Telah menceritakan kepada kami Ishaq bin Nashir berkata,
telah menceritakan kepada kamiAbdurrazaq berkata,
telah mengabarkan kepada kami Ibnu Juraij berkata,
telah mengabarkan kepadaku 'Amru bahwa Abu Ma'bad mantan
budak Ibnu 'Abbas, mengabarkan kepadanya bahwa Ibnu 'Abbas radliallahu
'anhuma mengabarkan kepadanya, bahwa mengeraskan suara dalam berdzikir setelah
orang selesai menunaikah shalat fardlu terjadi di zaman Nabi shallallahu
'alaihi wasallam. Ibnu 'Abbas mengatakan, Aku mengetahui bahwa mereka telah
selesai dari shalat itu karena aku mendengarnya. (HR Bukhari 796)

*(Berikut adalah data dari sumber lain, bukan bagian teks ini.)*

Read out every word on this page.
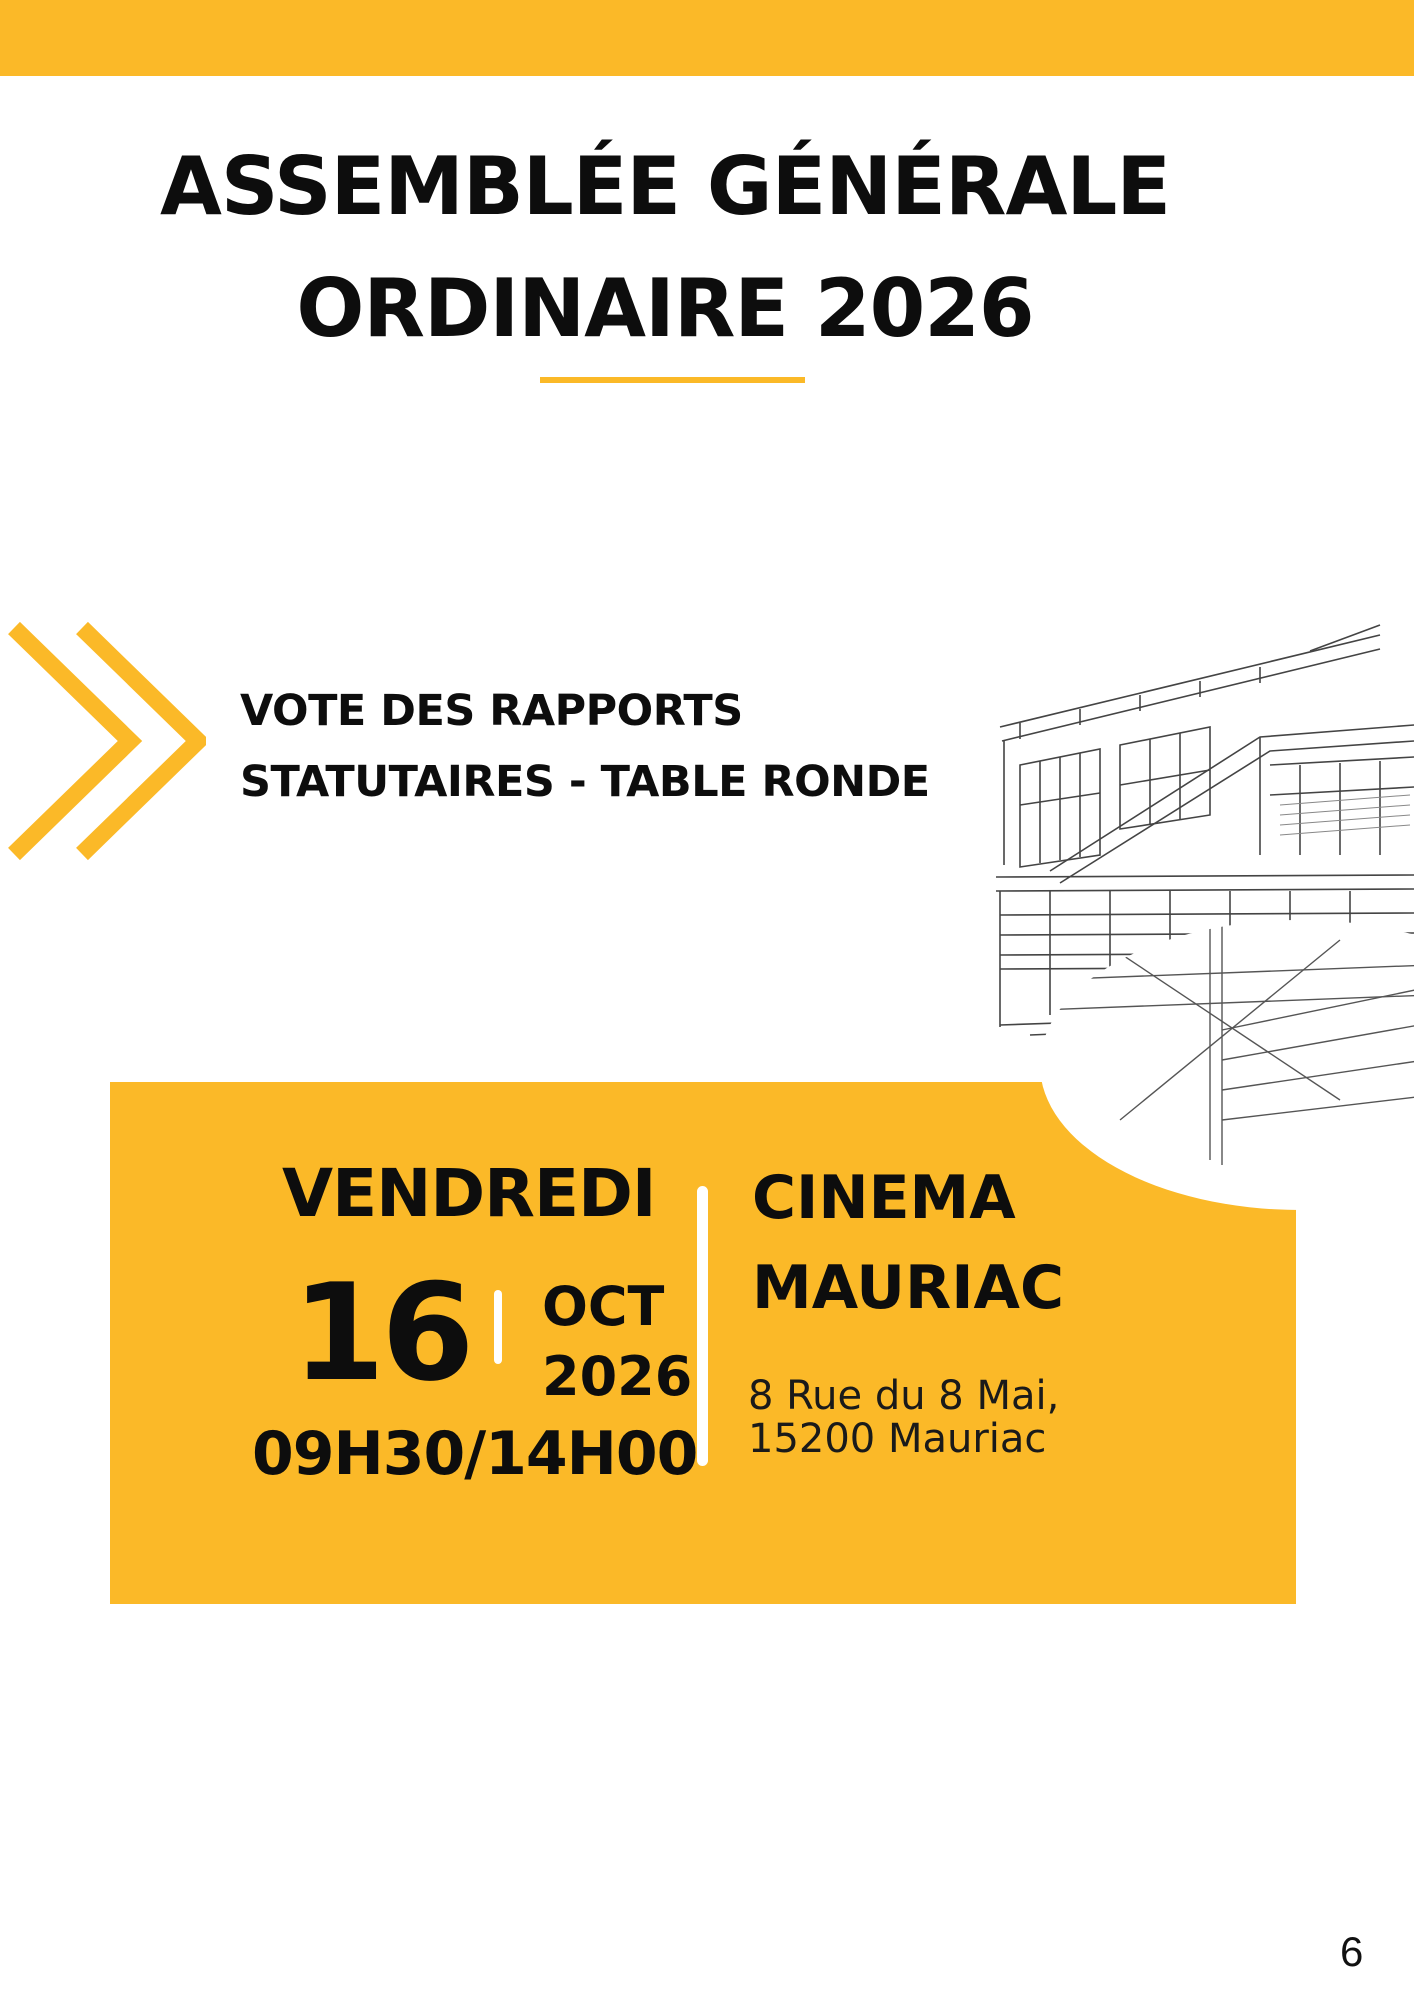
ASSEMBLÉE GÉNÉRALE
ORDINAIRE 2026
VOTE DES RAPPORTS
STATUTAIRES - TABLE RONDE
VENDREDI
16 OCT
2026
09H30/14H00
CINEMA
MAURIAC
8 Rue du 8 Mai,
15200 Mauriac
6
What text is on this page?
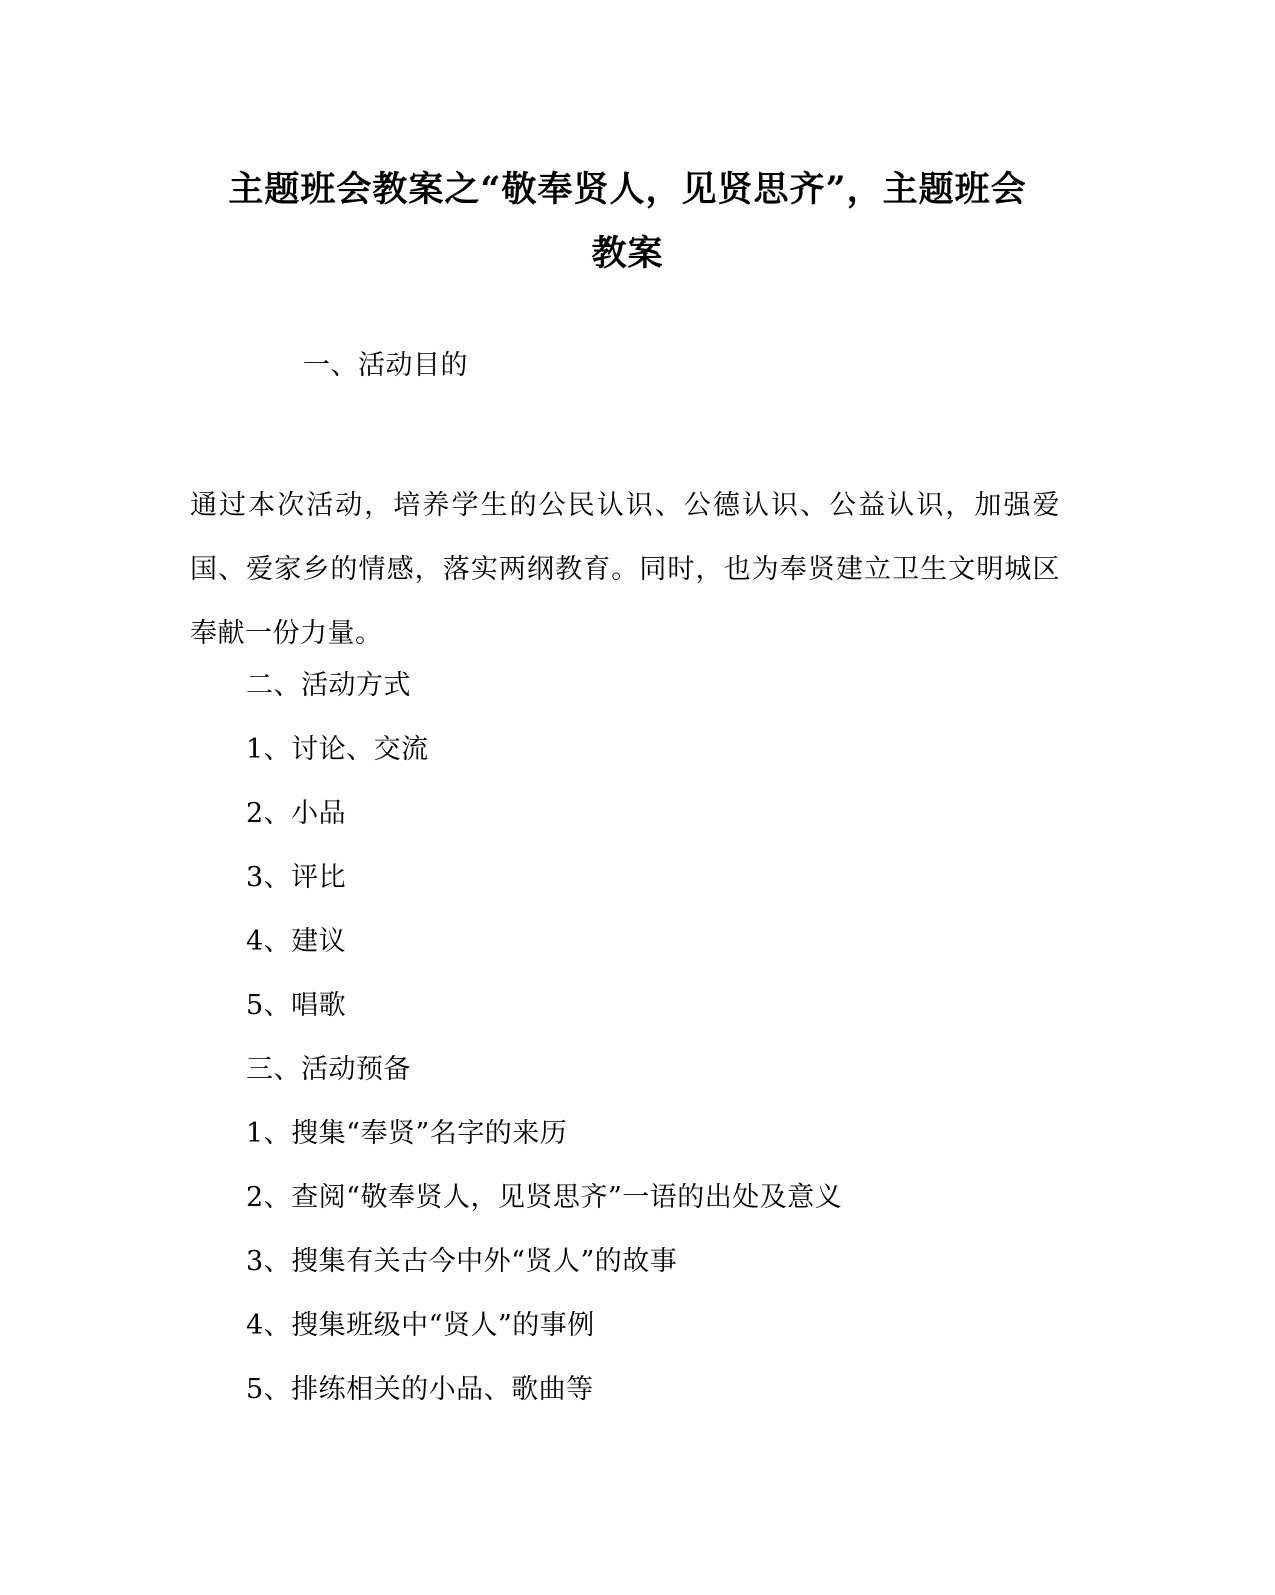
主题班会教案之“敬奉贤人，见贤思齐”，主题班会
教案
一、活动目的
通过本次活动，培养学生的公民认识、公德认识、公益认识，加强爱国、爱家乡的情感，落实两纲教育。同时，也为奉贤建立卫生文明城区奉献一份力量。
二、活动方式
1、讨论、交流
2、小品
3、评比
4、建议
5、唱歌
三、活动预备
1、搜集“奉贤”名字的来历
2、查阅“敬奉贤人，见贤思齐”一语的出处及意义
3、搜集有关古今中外“贤人”的故事
4、搜集班级中“贤人”的事例
5、排练相关的小品、歌曲等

Ada yang berpendapat bahwa
dzikir dengan mengeraskan suara telah ditinggalkan oleh Rasulullah shallallahu
alaihi wasallam karena pada waktu itu Beliau melakukannya untuk tujuan
pengajaran kepada makmum. Padahal yang ditinggalkan oleh Rasulullah
adalah mengeraskan suara pada do'a iftitah atau pada sholat berjamaah
ketika sholat dzuhur dan ashar.
Ada yang berpendapat bahwa
dizkir dengan mengeraskan surara telah dilarang oleh Rasulullah shallallahu
alaihi wasallam atas pemahaman mereka pada hadits diriwayatkan Abu Musa
Al-Asy'ari yang terdapat dalam Shahihain yang menceritakan perjalanan para
shahabat bersama Nabi Shallallahu 'alaihi wa sallam. Abu Musa berkata : Jika
kami menuruni lembah maka kami bertasbih dan jika kami mendaki tempat yang
tinggi maka kami bertakbir. Dan kamipun mengeraskan suara-suara dzikir kami.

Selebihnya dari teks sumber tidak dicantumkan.